Bei einem Festplattencrash oder anderen Systemkatastrophen ist jeder Betroffene überglücklich, dass dank ausgefeilter Techniken und Werkzeuge von Datenrettungsfirmen ein Großteil der vermeintlich zerstörten Daten wiederhergestellt werden kann. An die Kehrseite der Medaille denkt allerdings kaum jemand: Mit Betätigen der Löschtaste sind Daten noch längst nicht vom Rechner verschwunden.

Unternehmen, die nicht mehr benötigte PCs verkaufen oder Leasing- und Leihgeräte nach geraumer Zeit wieder zurückgeben, sollten sich versichern, dass keine sensiblen Daten oder -spuren mehr auf der Festplatte zu finden sind. Auch wenn jemand beim Kauf eines neuen PC den alten in Zahlung gibt, kann vorheriges gründliches ”Putzen“ der Platte von Vorteil sein.
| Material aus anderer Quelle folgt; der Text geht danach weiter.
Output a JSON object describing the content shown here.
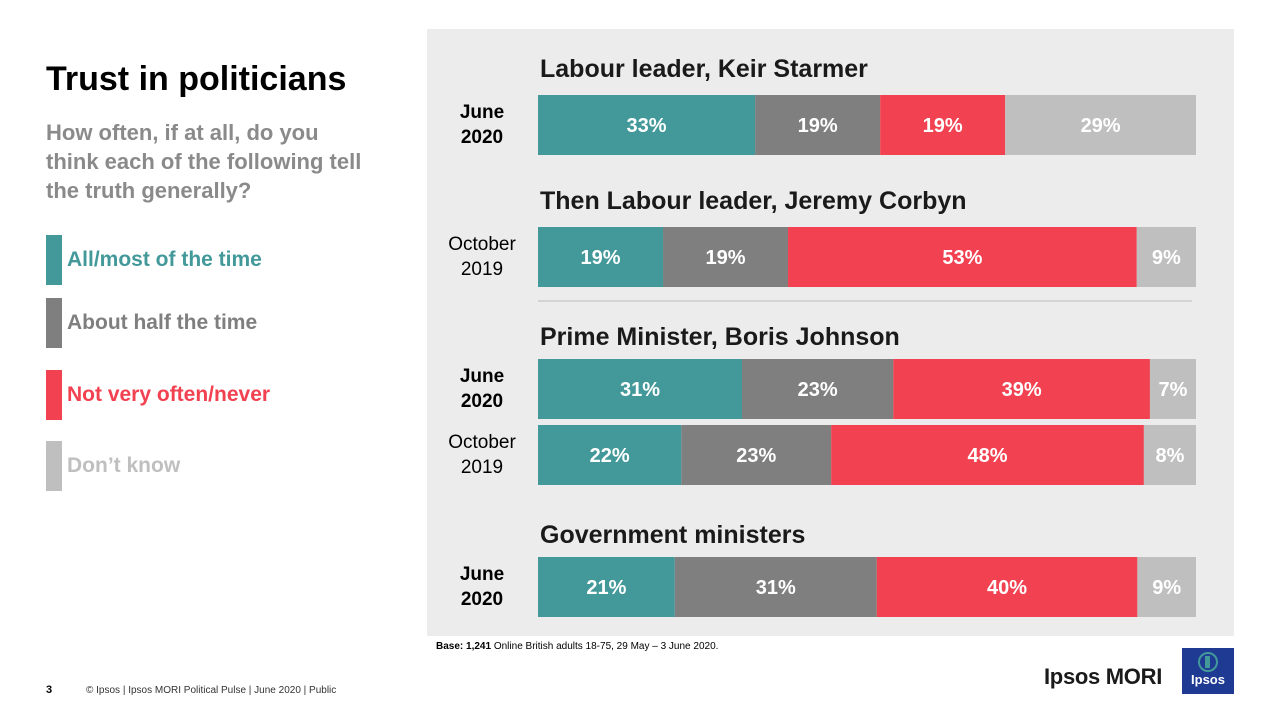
{
  "title": "Trust in politicians",
  "question": "How often, if at all, do you think each of the following tell the truth generally?",
  "legend": [
    {
      "label": "All/most of the time",
      "color": "#43999a"
    },
    {
      "label": "About half the time",
      "color": "#7f7f7f"
    },
    {
      "label": "Not very often/never",
      "color": "#f24150"
    },
    {
      "label": "Don’t know",
      "color": "#bfbfbf"
    }
  ],
  "chart_data": {
    "type": "bar",
    "orientation": "horizontal",
    "stacked": true,
    "unit": "%",
    "categories_order": [
      "All/most of the time",
      "About half the time",
      "Not very often/never",
      "Don’t know"
    ],
    "groups": [
      {
        "title": "Labour leader, Keir Starmer",
        "rows": [
          {
            "label_line1": "June",
            "label_line2": "2020",
            "bold": true,
            "values": [
              33,
              19,
              19,
              29
            ]
          }
        ]
      },
      {
        "title": "Then Labour leader, Jeremy Corbyn",
        "rows": [
          {
            "label_line1": "October",
            "label_line2": "2019",
            "bold": false,
            "values": [
              19,
              19,
              53,
              9
            ]
          }
        ]
      },
      {
        "title": "Prime Minister, Boris Johnson",
        "rows": [
          {
            "label_line1": "June",
            "label_line2": "2020",
            "bold": true,
            "values": [
              31,
              23,
              39,
              7
            ]
          },
          {
            "label_line1": "October",
            "label_line2": "2019",
            "bold": false,
            "values": [
              22,
              23,
              48,
              8
            ]
          }
        ]
      },
      {
        "title": "Government ministers",
        "rows": [
          {
            "label_line1": "June",
            "label_line2": "2020",
            "bold": true,
            "values": [
              21,
              31,
              40,
              9
            ]
          }
        ]
      }
    ]
  },
  "base_note": {
    "prefix": "Base:",
    "count": "1,241",
    "text": "Online British adults 18-75, 29 May – 3 June 2020."
  },
  "page_number": "3",
  "footer": "© Ipsos | Ipsos MORI Political Pulse | June 2020 | Public",
  "brand": "Ipsos MORI",
  "logo_text": "Ipsos"
}
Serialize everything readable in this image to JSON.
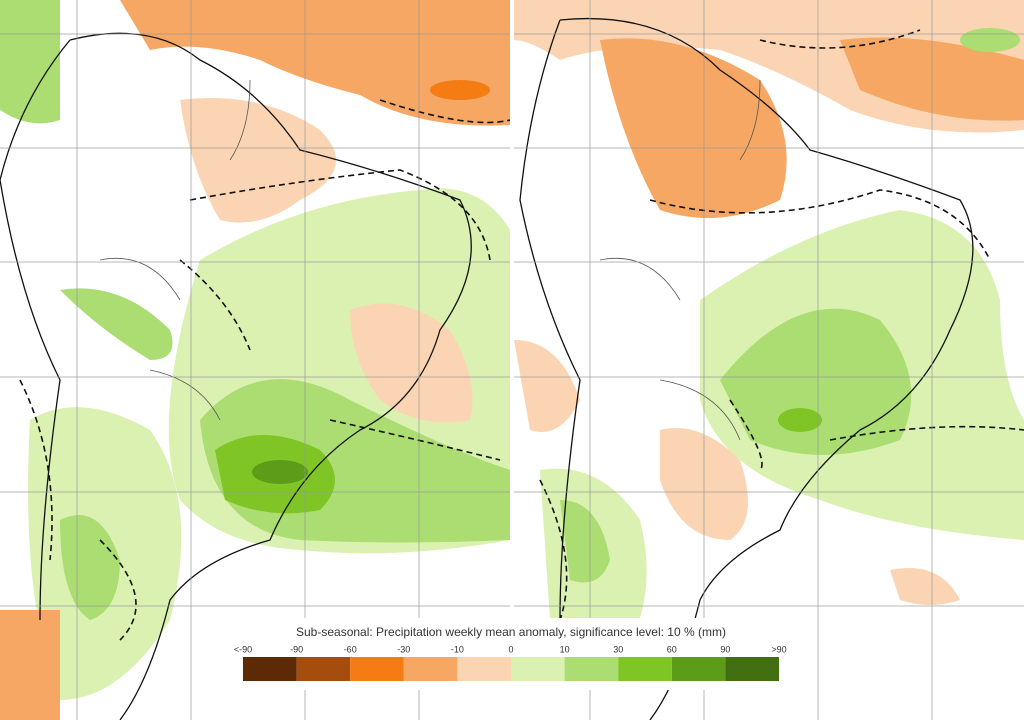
{
  "legend": {
    "title": "Sub-seasonal: Precipitation weekly mean anomaly, significance level: 10 % (mm)",
    "labels": [
      "<-90",
      "-90",
      "-60",
      "-30",
      "-10",
      "0",
      "10",
      "30",
      "60",
      "90",
      ">90"
    ],
    "colors": [
      "#5c2b06",
      "#a44d0f",
      "#f47c12",
      "#f6a763",
      "#fbd5b3",
      "#dbf1b2",
      "#abdd72",
      "#80c526",
      "#5c9c19",
      "#426f12"
    ]
  }
}
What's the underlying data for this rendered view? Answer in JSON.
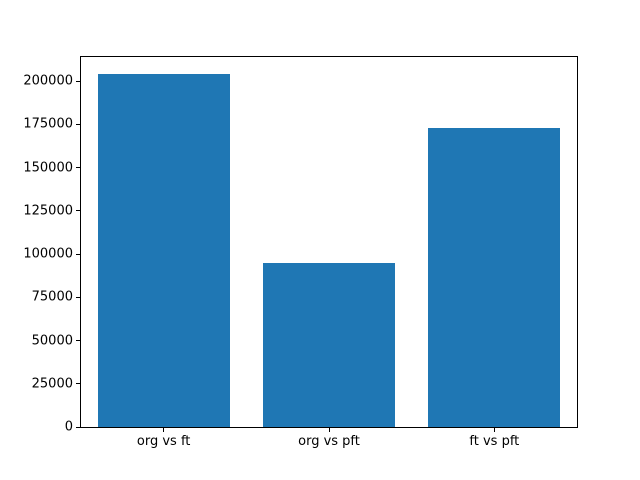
{
  "chart_data": {
    "type": "bar",
    "categories": [
      "org vs ft",
      "org vs pft",
      "ft vs pft"
    ],
    "values": [
      204000,
      95000,
      173000
    ],
    "title": "",
    "xlabel": "",
    "ylabel": "",
    "ylim": [
      0,
      214000
    ],
    "yticks": [
      0,
      25000,
      50000,
      75000,
      100000,
      125000,
      150000,
      175000,
      200000
    ],
    "bar_color": "#1f77b4",
    "axis_color": "#000000",
    "background_color": "#ffffff",
    "bar_width_fraction": 0.8,
    "grid": false,
    "legend": null
  }
}
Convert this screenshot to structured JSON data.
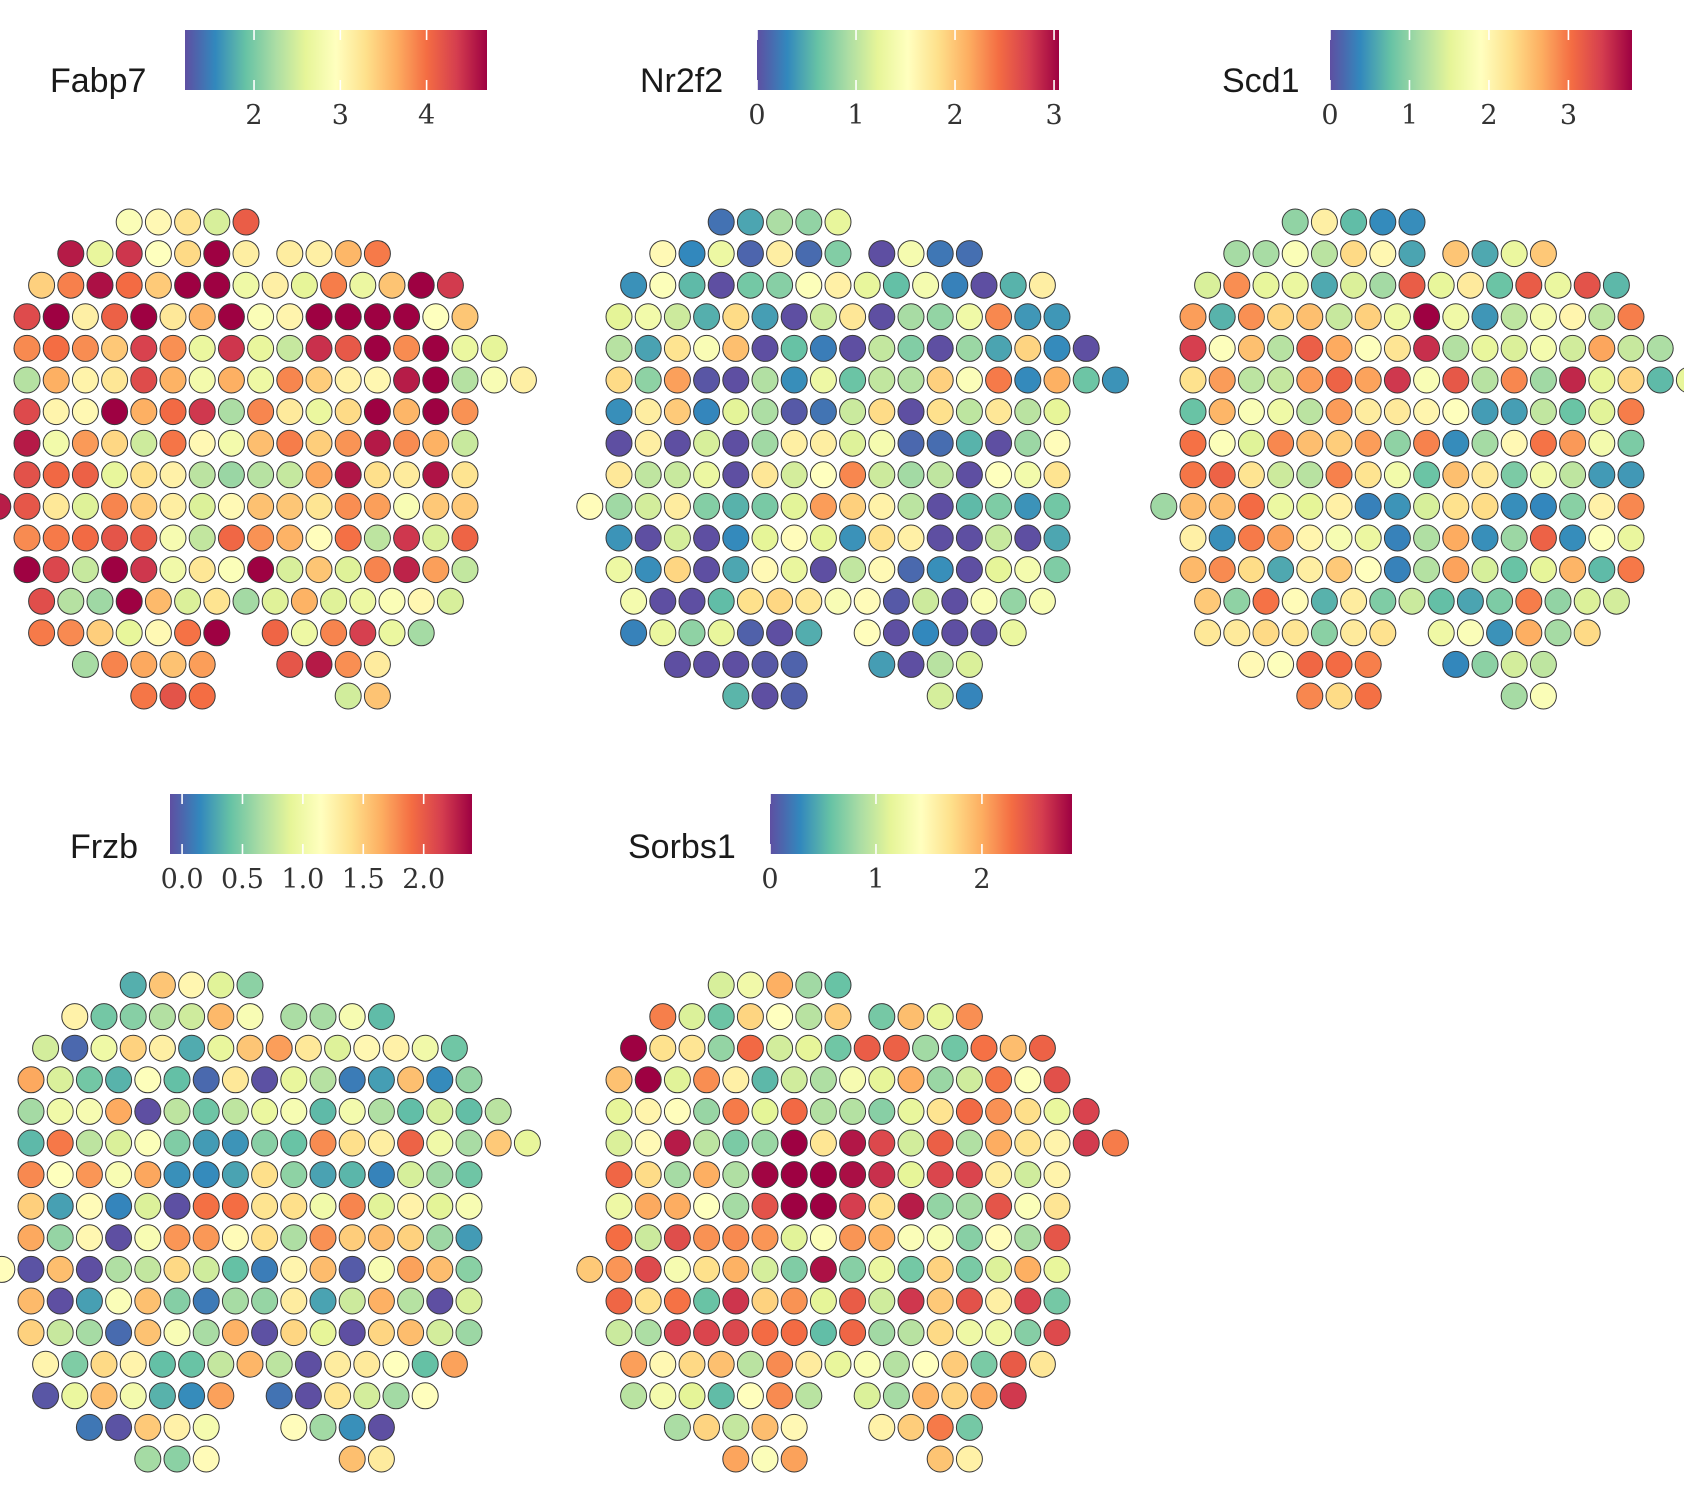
{
  "chart_data": [
    {
      "type": "scatter",
      "gene": "Fabp7",
      "colorbar": {
        "min": 1.2,
        "max": 4.7,
        "ticks": [
          2,
          3,
          4
        ],
        "tick_labels": [
          "2",
          "3",
          "4"
        ]
      },
      "seed": 11,
      "hot_bias": 0.15,
      "hot": [
        [
          -0.2,
          -0.7,
          0.3
        ],
        [
          0.5,
          -0.5,
          0.35
        ],
        [
          -0.55,
          -0.6,
          0.25
        ]
      ]
    },
    {
      "type": "scatter",
      "gene": "Nr2f2",
      "colorbar": {
        "min": 0,
        "max": 3.05,
        "ticks": [
          0,
          1,
          2,
          3
        ],
        "tick_labels": [
          "0",
          "1",
          "2",
          "3"
        ]
      },
      "seed": 23,
      "hot_bias": -0.25,
      "hot": [
        [
          0.0,
          0.05,
          0.3
        ],
        [
          -0.6,
          -0.55,
          0.25
        ],
        [
          0.65,
          -0.45,
          0.25
        ]
      ]
    },
    {
      "type": "scatter",
      "gene": "Scd1",
      "colorbar": {
        "min": 0,
        "max": 3.8,
        "ticks": [
          0,
          1,
          2,
          3
        ],
        "tick_labels": [
          "0",
          "1",
          "2",
          "3"
        ]
      },
      "seed": 37,
      "hot_bias": -0.05,
      "hot": [
        [
          0.0,
          -0.5,
          0.25
        ],
        [
          0.7,
          -0.45,
          0.25
        ],
        [
          -0.75,
          -0.4,
          0.2
        ]
      ]
    },
    {
      "type": "scatter",
      "gene": "Frzb",
      "colorbar": {
        "min": -0.1,
        "max": 2.4,
        "ticks": [
          0.0,
          0.5,
          1.0,
          1.5,
          2.0
        ],
        "tick_labels": [
          "0.0",
          "0.5",
          "1.0",
          "1.5",
          "2.0"
        ]
      },
      "seed": 51,
      "hot_bias": -0.15,
      "hot": [
        [
          0.1,
          -0.05,
          0.3
        ],
        [
          -0.8,
          -0.3,
          0.2
        ],
        [
          0.75,
          -0.3,
          0.25
        ]
      ]
    },
    {
      "type": "scatter",
      "gene": "Sorbs1",
      "colorbar": {
        "min": 0,
        "max": 2.85,
        "ticks": [
          0,
          1,
          2
        ],
        "tick_labels": [
          "0",
          "1",
          "2"
        ]
      },
      "seed": 67,
      "hot_bias": 0.05,
      "hot": [
        [
          -0.05,
          -0.1,
          0.35
        ],
        [
          -0.7,
          -0.6,
          0.25
        ],
        [
          0.7,
          -0.55,
          0.25
        ]
      ]
    }
  ]
}
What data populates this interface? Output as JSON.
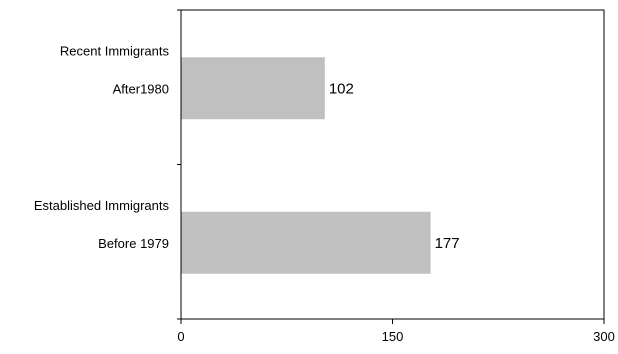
{
  "chart_data": {
    "type": "bar",
    "orientation": "horizontal",
    "categories": [
      [
        "Recent Immigrants",
        "After1980"
      ],
      [
        "Established Immigrants",
        "Before 1979"
      ]
    ],
    "values": [
      102,
      177
    ],
    "data_labels": [
      "102",
      "177"
    ],
    "xlim": [
      0,
      300
    ],
    "x_ticks": [
      0,
      150,
      300
    ],
    "x_tick_labels": [
      "0",
      "150",
      "300"
    ],
    "title": "",
    "xlabel": "",
    "ylabel": "",
    "grid": false,
    "legend": "none",
    "colors": {
      "bar_fill": "#c0c0c0",
      "axis": "#000000",
      "plot_border": "#000000",
      "background": "#ffffff"
    }
  }
}
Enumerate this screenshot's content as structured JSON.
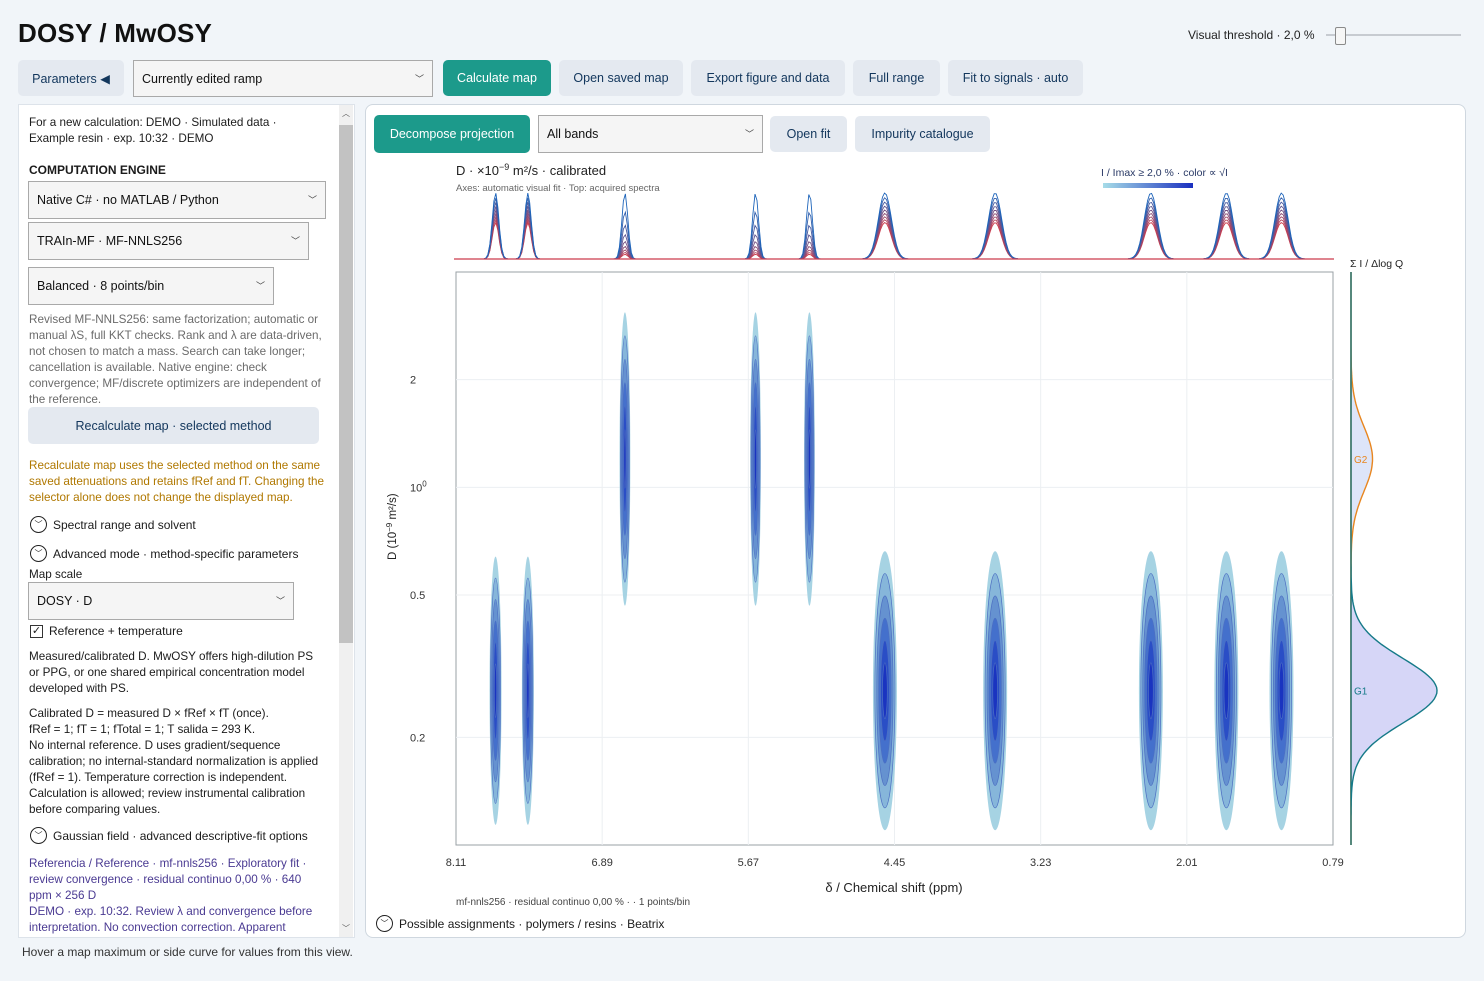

Eine Neuinstallation des Betriebssystems oder das Löschen einer Datei ist nur vermeintlich sicher: Da alle Filesysteme beim Löschvorgang lediglich den Directory-Eintrag entfernen, der auf den Speicherort der Datei verweist, bleiben die eigentlichen Informationen physikalisch erhalten. Selbst wenn der Datenträger formatiert oder einfach nur komplett mit Nullen überschrieben wird, bleibt mit dem Rest-Magnetismus - auch Remanenz genannt - immer noch ein Weg, an die Daten zu gelangen (siehe Kasten ”Physikalische Datenvernichtung“).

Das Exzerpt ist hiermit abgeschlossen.